Der Ansatz des Landesarbeitsgerichts, dies folge daraus, weil die „Toilettenpause“ einem „allenfalls bedingt steuerbaren und aus gesundheitlichen Gründen auch nicht aufschiebbaren menschlichen Grundbedürfnis geschuldet ist“, ist meines Erachtens aber zu eng. Der Ausgangspunkt ist allerdings vollkommen richtig. In diese Kategorie fallen z.B. auch Phänomene wie Durst oder Hunger, wegen der hier vorhandenen deutlich höheren Steuerungsmöglichkeiten jedoch nicht ungeregelt, sondern im Rahmen der sich aus der Arbeitsleistung, der Arbeitsumgebung und der persönlichen Konstitution des Arbeitnehmers ergebenden Erforderlichkeit. Zu den menschlichen Grundbedürfnissen, die in diesem Zusammenhang jedoch auch berücksichtigt werden können und müssen, gehören aber zum Beispiel Phänomene wie verbale und nonverbale Kommunikation. Auch hier handelt es sich um ein „menschliches Grundbedürfnis“, auch wenn man nicht so weit gehen sollte, hier die Steuerungsfähigkeit völlig zu verneinen. Diese Kommunikation zu untersagen, dürfte der Arbeitgeber nur bei Vorliegen zwingender Gründe berechtigt sein. Gleiches gilt natürlich für die Betriebsverfassungsparteien und im Rahmen des § 76 Abs. 5 Satz 2 BetrVG für die Einigungsstelle.

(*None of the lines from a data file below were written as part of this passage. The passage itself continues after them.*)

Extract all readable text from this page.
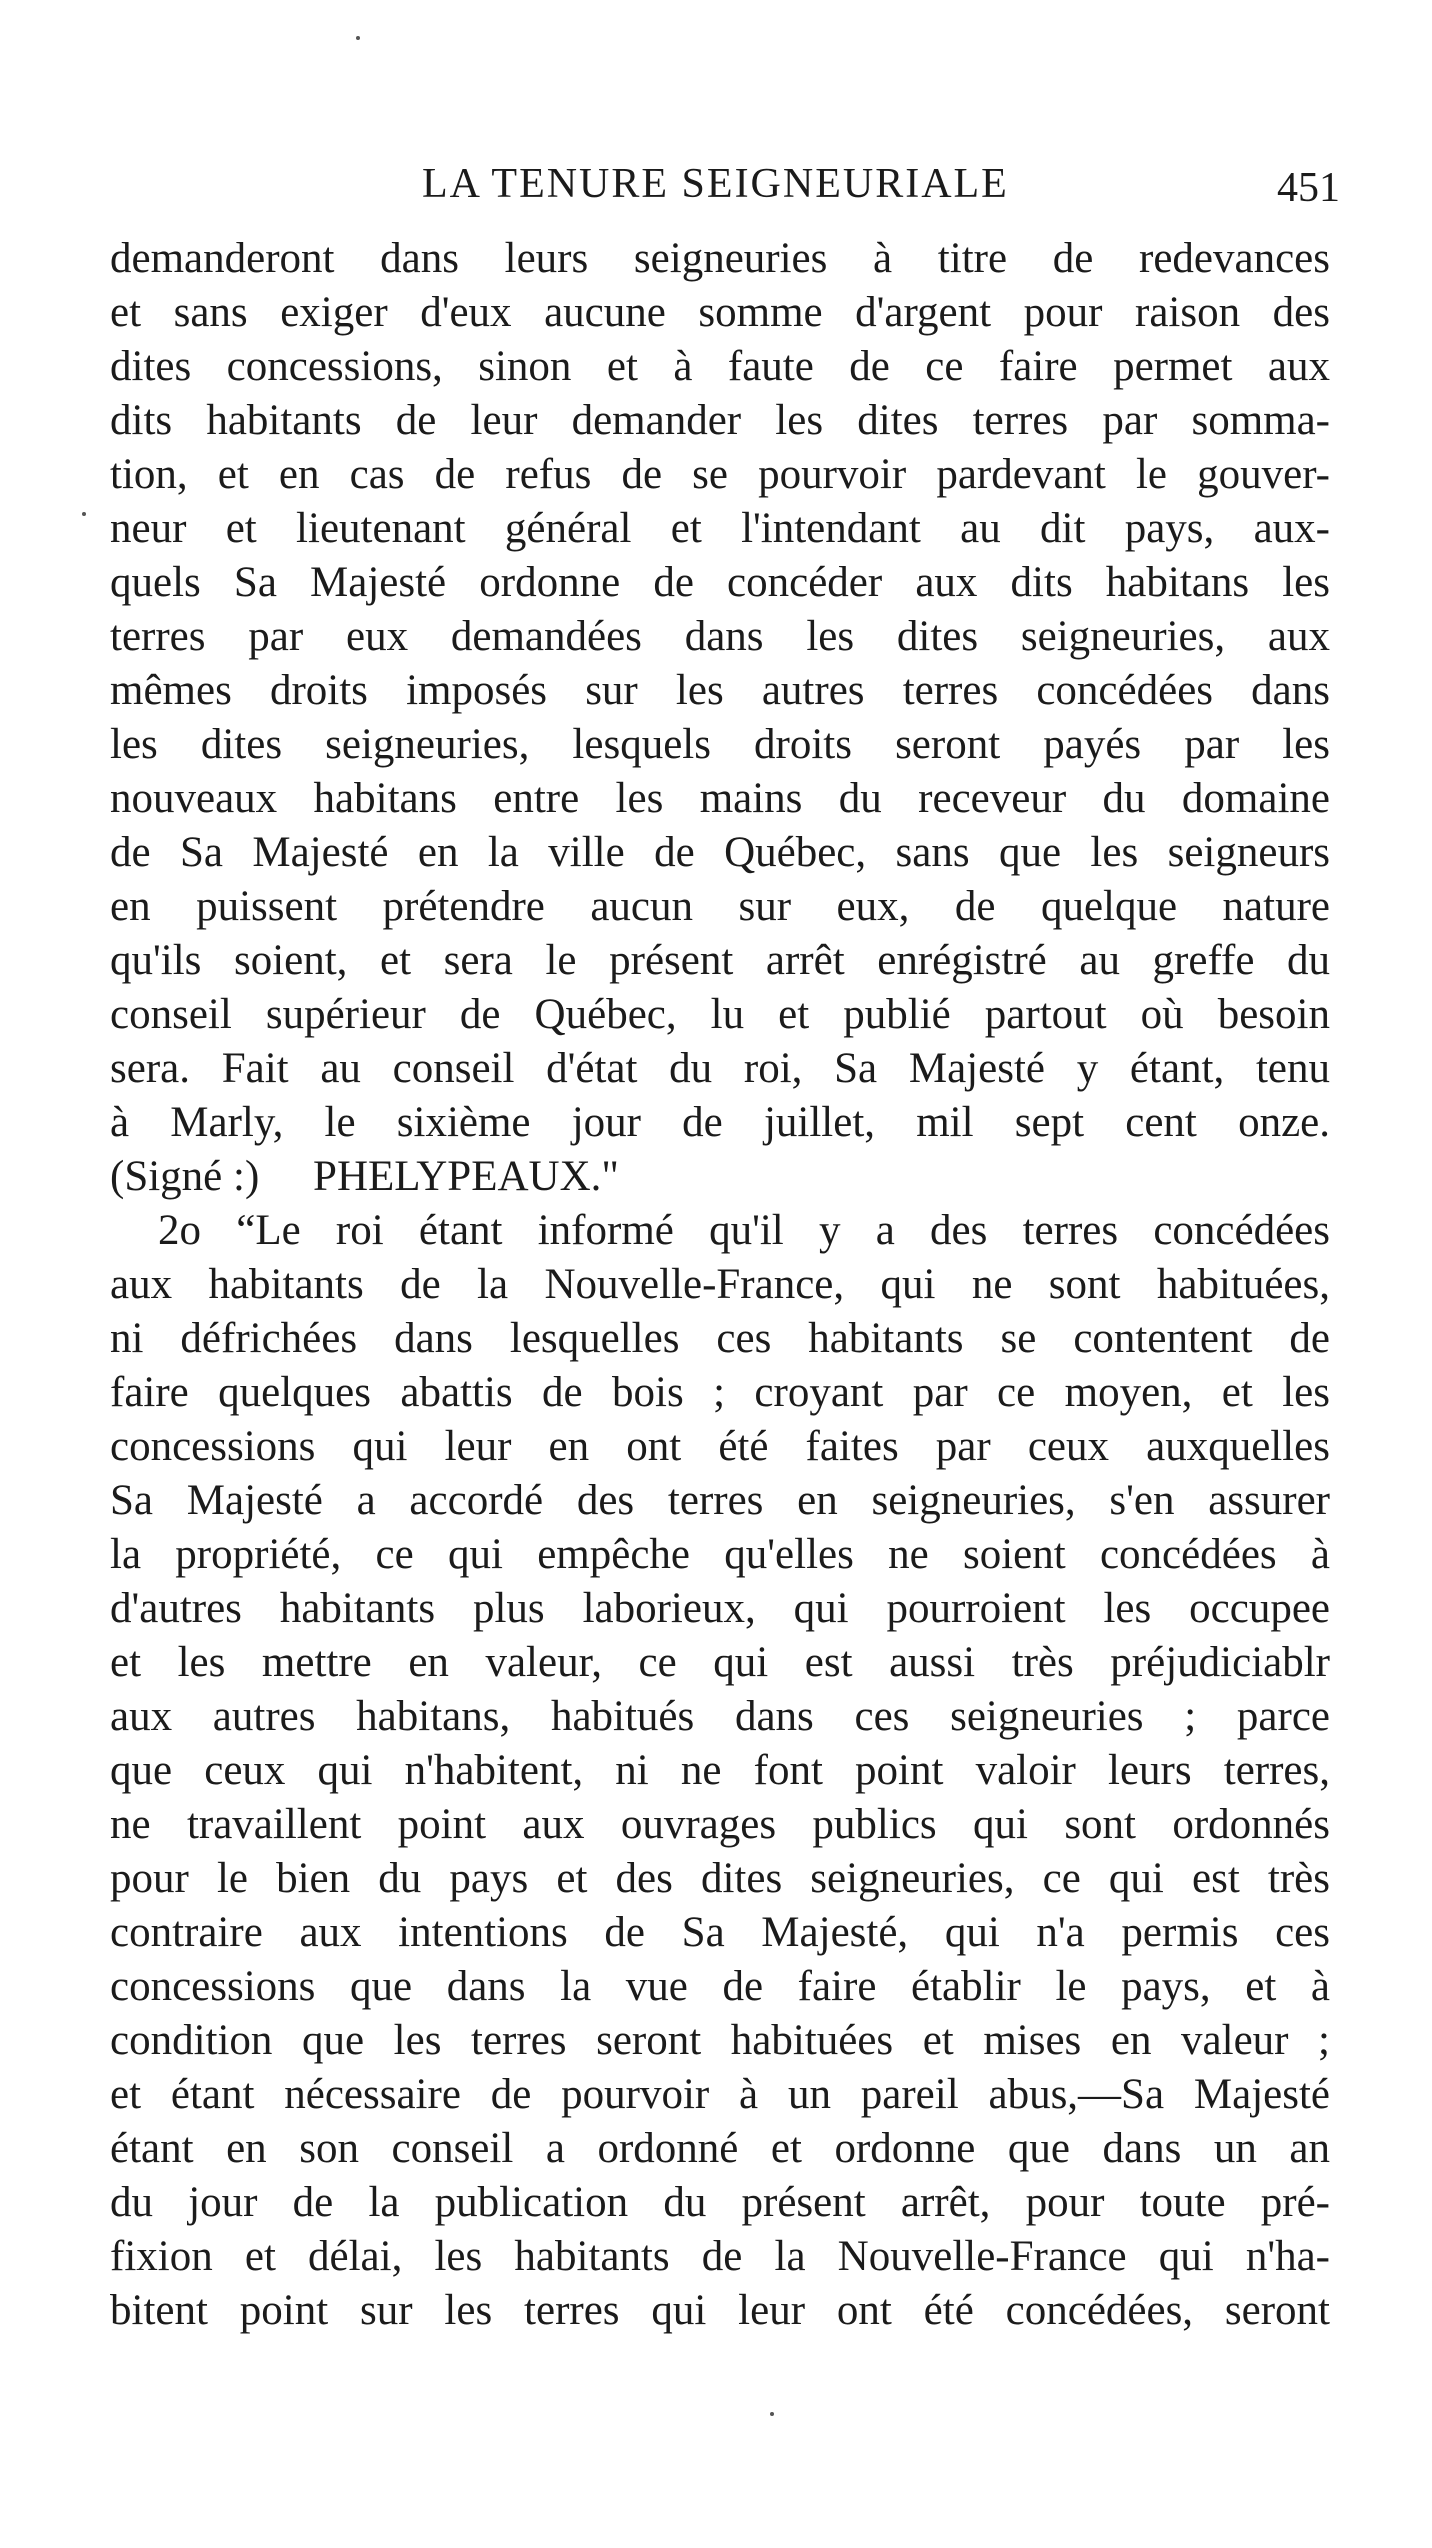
LA TENURE SEIGNEURIALE	451
demanderont dans leurs seigneuries à titre de redevances
et sans exiger d'eux aucune somme d'argent pour raison des
dites concessions, sinon et à faute de ce faire permet aux
dits habitants de leur demander les dites terres par somma-
tion, et en cas de refus de se pourvoir pardevant le gouver-
neur et lieutenant général et l'intendant au dit pays, aux-
quels Sa Majesté ordonne de concéder aux dits habitans les
terres par eux demandées dans les dites seigneuries, aux
mêmes droits imposés sur les autres terres concédées dans
les dites seigneuries, lesquels droits seront payés par les
nouveaux habitans entre les mains du receveur du domaine
de Sa Majesté en la ville de Québec, sans que les seigneurs
en puissent prétendre aucun sur eux, de quelque nature
qu'ils soient, et sera le présent arrêt enrégistré au greffe du
conseil supérieur de Québec, lu et publié partout où besoin
sera. Fait au conseil d'état du roi, Sa Majesté y étant, tenu
à Marly, le sixième jour de juillet, mil sept cent onze.
(Signé :)     PHELYPEAUX."
2o “Le roi étant informé qu'il y a des terres concédées
aux habitants de la Nouvelle-France, qui ne sont habituées,
ni défrichées dans lesquelles ces habitants se contentent de
faire quelques abattis de bois ; croyant par ce moyen, et les
concessions qui leur en ont été faites par ceux auxquelles
Sa Majesté a accordé des terres en seigneuries, s'en assurer
la propriété, ce qui empêche qu'elles ne soient concédées à
d'autres habitants plus laborieux, qui pourroient les occupee
et les mettre en valeur, ce qui est aussi très préjudiciablr
aux autres habitans, habitués dans ces seigneuries ; parce
que ceux qui n'habitent, ni ne font point valoir leurs terres,
ne travaillent point aux ouvrages publics qui sont ordonnés
pour le bien du pays et des dites seigneuries, ce qui est très
contraire aux intentions de Sa Majesté, qui n'a permis ces
concessions que dans la vue de faire établir le pays, et à
condition que les terres seront habituées et mises en valeur ;
et étant nécessaire de pourvoir à un pareil abus,—Sa Majesté
étant en son conseil a ordonné et ordonne que dans un an
du jour de la publication du présent arrêt, pour toute pré-
fixion et délai, les habitants de la Nouvelle-France qui n'ha-
bitent point sur les terres qui leur ont été concédées, seront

Auch wenn die Tabakindustrie das anders sehen mag, das Rauchen scheint mir ein deutlich anderer Fall zu sein. Dabei geht es unter Gesichtspunkten der Erbringung der Arbeitsleistung, die durch das Aufsuchen von Raucherplätzen unterbrochen wird, obwohl der Arbeitgeber berechtigterweise Anweisung geben kann, im Rahmen des oben Dargestellten, dass die Arbeitsleistung unterbrochen erfolgt, nicht um den Selbstschutz der Raucher, für den der Arbeitgeber zweifelsfrei nicht zuständig ist. Es geht auch nicht um den Nichtraucherschutz der Beschäftigten. Es geht schlicht und ergreifend darum, dass eine menschliche Leidenschaft, die keine allgemeine, keine „Grundkonstitution“ des Menschen ist, nicht in der Lage ist, die durch die Akzeptanz des Weisungsrechts des Arbeitgebers eingetretene Lage zugunsten des Arbeitnehmers und sei es auch nur punktuell, zu verschieben. Da der Arbeitgeber, wie sich aus § 106 GewO eindeutig ergibt, insbesondere auch „Ort und Zeit der Arbeitsleistung“ bestimmen kann, ergibt sich zwingend, dass eine arbeitnehmerseitige Berechtigung, sich für den Zeitraum und den Ort einer Raucherpause darüber hinwegzusetzen, nicht besteht. Daran etwas zu ändern steht den Betriebsverfassungsparteien nicht zu, es sei denn, der Arbeitgeber wäre freiwillig bereit, eine andere Regelung zu akzeptieren.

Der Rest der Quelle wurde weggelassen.